Asked whether Bush was adopting "conditional love" for Iraq, a senior White House aide Tuesday denied his remarks represented a veiled warning.
"I don't think there was anything threatening about it. It was constructive," said Meghan O'Sullivan, deputy national security advisor for Iraq and Afghanistan.
"It reflects the reality that the Iraqis have a lot of difficult decisions to do, these are hard to decisions to make, and that we need to both encourage and urge them to take on these decisions."
Administration warnings were echoed on Tuesday by a bi-partisan Iraq Study Group, tasked by Bush with framing new policy options in the country.
"Time is short, the level of violence is great. The margins for error are narrow," said co-chair Lee Hamilton.

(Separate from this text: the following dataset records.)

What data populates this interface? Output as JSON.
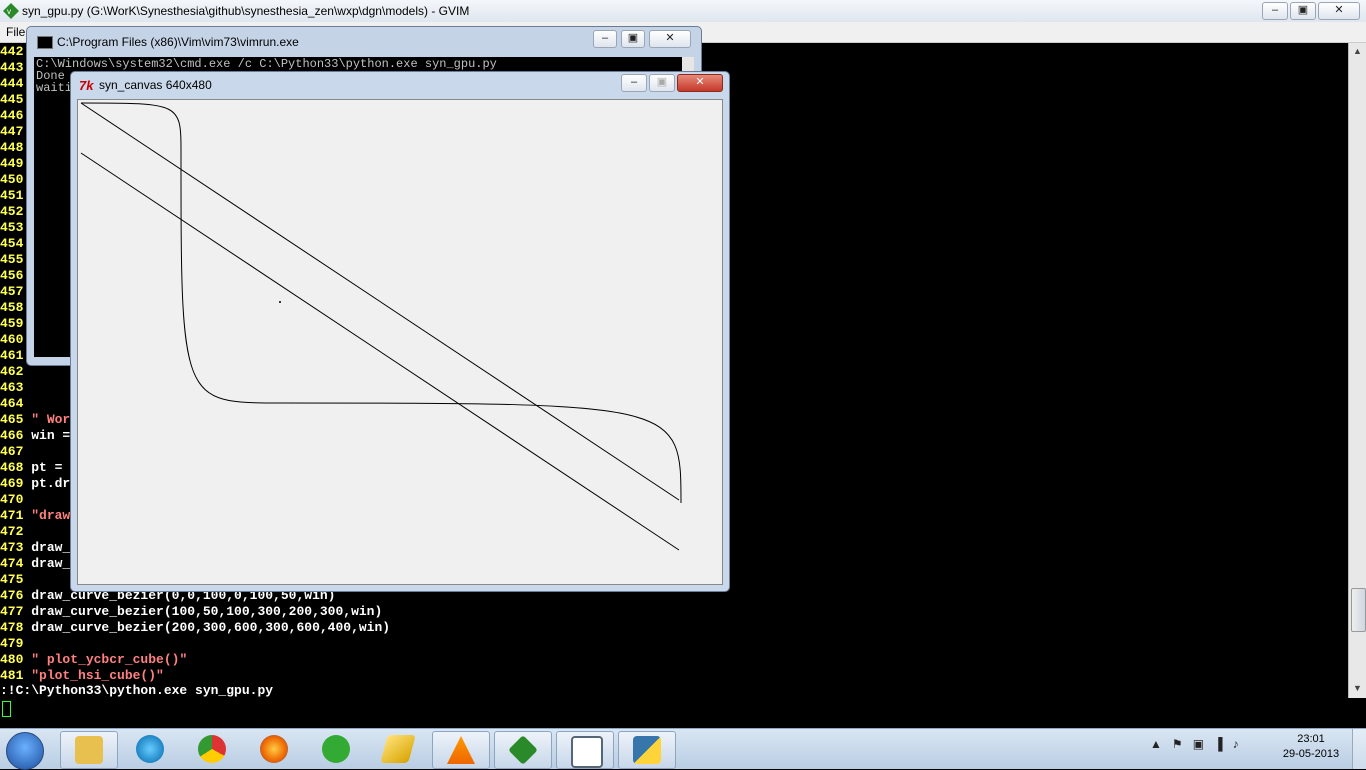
{
  "gvim": {
    "title": "syn_gpu.py (G:\\WorK\\Synesthesia\\github\\synesthesia_zen\\wxp\\dgn\\models) - GVIM",
    "menu_first": "File",
    "cmdline": ":!C:\\Python33\\python.exe syn_gpu.py"
  },
  "lines": [
    {
      "n": "442",
      "t": ""
    },
    {
      "n": "443",
      "t": ""
    },
    {
      "n": "444",
      "t": ""
    },
    {
      "n": "445",
      "t": ""
    },
    {
      "n": "446",
      "t": ""
    },
    {
      "n": "447",
      "t": ""
    },
    {
      "n": "448",
      "t": ""
    },
    {
      "n": "449",
      "t": ""
    },
    {
      "n": "450",
      "t": ""
    },
    {
      "n": "451",
      "t": ""
    },
    {
      "n": "452",
      "t": ""
    },
    {
      "n": "453",
      "t": ""
    },
    {
      "n": "454",
      "t": ""
    },
    {
      "n": "455",
      "t": ""
    },
    {
      "n": "456",
      "t": ""
    },
    {
      "n": "457",
      "t": ""
    },
    {
      "n": "458",
      "t": ""
    },
    {
      "n": "459",
      "t": ""
    },
    {
      "n": "460",
      "t": ""
    },
    {
      "n": "461",
      "t": ""
    },
    {
      "n": "462",
      "t": ""
    },
    {
      "n": "463",
      "t": ""
    },
    {
      "n": "464",
      "t": ""
    },
    {
      "n": "465",
      "t": "\" Wor",
      "c": "s"
    },
    {
      "n": "466",
      "t": "win =",
      "c": "w"
    },
    {
      "n": "467",
      "t": ""
    },
    {
      "n": "468",
      "t": "pt =",
      "c": "w"
    },
    {
      "n": "469",
      "t": "pt.dr",
      "c": "w"
    },
    {
      "n": "470",
      "t": ""
    },
    {
      "n": "471",
      "t": "\"draw",
      "c": "s"
    },
    {
      "n": "472",
      "t": ""
    },
    {
      "n": "473",
      "t": "draw_",
      "c": "w"
    },
    {
      "n": "474",
      "t": "draw_",
      "c": "w"
    },
    {
      "n": "475",
      "t": ""
    },
    {
      "n": "476",
      "t": "draw_curve_bezier(0,0,100,0,100,50,win)",
      "c": "w"
    },
    {
      "n": "477",
      "t": "draw_curve_bezier(100,50,100,300,200,300,win)",
      "c": "w"
    },
    {
      "n": "478",
      "t": "draw_curve_bezier(200,300,600,300,600,400,win)",
      "c": "w"
    },
    {
      "n": "479",
      "t": ""
    },
    {
      "n": "480",
      "t": "\" plot_ycbcr_cube()\"",
      "c": "s"
    },
    {
      "n": "481",
      "t": "\"plot_hsi_cube()\"",
      "c": "s"
    }
  ],
  "cmd_window": {
    "title": "C:\\Program Files (x86)\\Vim\\vim73\\vimrun.exe",
    "lines": [
      "C:\\Windows\\system32\\cmd.exe /c C:\\Python33\\python.exe syn_gpu.py",
      "Done",
      "waiti"
    ]
  },
  "canvas_window": {
    "title": "syn_canvas 640x480",
    "icon_text": "7k"
  },
  "taskbar": {
    "apps": [
      "file-explorer",
      "internet-explorer",
      "chrome",
      "firefox",
      "utorrent",
      "winamp",
      "vlc",
      "gvim",
      "notepad",
      "python"
    ],
    "clock_time": "23:01",
    "clock_date": "29-05-2013"
  },
  "colors": {
    "line_number": "#ffff55",
    "string": "#ff8080",
    "canvas_bg": "#f0f0f0"
  }
}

"The government of Iraq needs to show its own citizens soon and the citizens of the United States that it is deserving a continued support."
Iraqi's deputy prime minister Barham Saleh, in a speech in Washington last week after meeting top US officials, appeared to nod to US impatience.
"I must recognize that ultimately it is up to the Iraqis to resolve their country's problems," he said.
"Outsiders cannot deliver for us. The Iraqi leadership must assume responsibility and deal with those challenges and turn the tide."
With fears of civil war mounting, US analysts say Maliki's government must crack down on Shiite death squads, ensure Sunnis a viable role in government, and improve rudimentary essential services.